Cuando se vendió el suelo a Vitra y a otras 13 promotoras y se hicieron los sorteos para la adjudicación de las viviendas, el alcalde de Alcobendas era José Caballero (PSOE), regidor de este municipio durante 24 años (1983-2007) y compañero en el consejo de administración de Caja Madrid de Ramón Espinar Gallego, padre del actual senador de Podemos (Ramón Espinar Merino). El socialista Espinar Gallego fue alcalde de Leganés (1979-1983) por el PSOE, presidente de la Asamblea de Madrid (1983-1987) y consejero de Hacienda en la etapa de Joaquín Leguina como presidente de la Comunidad de Madrid.

A preguntas de este periódico, Caballero ha rechazado hoy que hubiera mediado ante CCOO para que le asignara una de sus viviendas a Espinar júnior por su supuesta amistad con el padre de éste. «Ramón Espinar padre no era amigo mío, era un compañero del PSOE al que veía en los congresos y en las asambleas. Y al hijo lo he conocido ahora, en esta vorágine desde que se ha hecho de Podemos y ha salido en los papeles», ha declarado.

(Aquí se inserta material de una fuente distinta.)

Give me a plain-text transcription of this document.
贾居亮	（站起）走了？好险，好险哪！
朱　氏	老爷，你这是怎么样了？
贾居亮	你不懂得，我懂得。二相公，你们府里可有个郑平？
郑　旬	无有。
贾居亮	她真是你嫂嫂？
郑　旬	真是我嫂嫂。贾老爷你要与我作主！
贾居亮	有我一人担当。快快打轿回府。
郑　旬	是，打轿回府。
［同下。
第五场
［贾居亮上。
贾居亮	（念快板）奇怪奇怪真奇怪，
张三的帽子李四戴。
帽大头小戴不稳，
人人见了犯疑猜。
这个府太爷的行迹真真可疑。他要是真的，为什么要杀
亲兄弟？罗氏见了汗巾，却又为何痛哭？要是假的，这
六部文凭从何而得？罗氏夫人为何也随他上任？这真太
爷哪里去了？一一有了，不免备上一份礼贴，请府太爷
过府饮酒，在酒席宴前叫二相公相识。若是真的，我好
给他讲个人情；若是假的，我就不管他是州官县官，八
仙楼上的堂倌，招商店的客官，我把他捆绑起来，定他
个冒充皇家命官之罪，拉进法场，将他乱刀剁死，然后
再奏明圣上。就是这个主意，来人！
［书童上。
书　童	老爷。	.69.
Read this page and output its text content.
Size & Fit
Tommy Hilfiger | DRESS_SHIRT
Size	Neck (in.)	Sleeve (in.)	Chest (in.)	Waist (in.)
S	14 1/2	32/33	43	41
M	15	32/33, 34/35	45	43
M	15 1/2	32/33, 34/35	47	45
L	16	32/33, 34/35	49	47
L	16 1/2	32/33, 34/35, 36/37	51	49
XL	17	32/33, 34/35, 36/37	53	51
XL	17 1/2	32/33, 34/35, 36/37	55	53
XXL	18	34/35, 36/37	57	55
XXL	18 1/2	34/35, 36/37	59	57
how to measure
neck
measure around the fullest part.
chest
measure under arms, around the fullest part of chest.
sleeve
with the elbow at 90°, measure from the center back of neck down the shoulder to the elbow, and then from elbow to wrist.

«Hice 2.500 viviendas. Que salgan dos ranas me parece hasta natural», dice el ex alcalde Caballero

El ex regidor, que se integró en UPyD tras abandonar el PSOE y que ya está retirado de la política, recordó que entre sus funciones no estaban las de «supervisar quiénes eran los adjudicatarios finalistas de las viviendas» que correspondían al 15% que se reservaban las promotoras privadas.

«Si los responsables de las cooperativas adjudicaban las viviendas a insensatos, llame usted a los responsables de estas cooperativas y no me llame a mí», ha añadido. Y ha añadido: «Hice casi 2.500 viviendas de promoción pública en mi etapa de alcalde, que salgan dos ranas me parece hasta natural».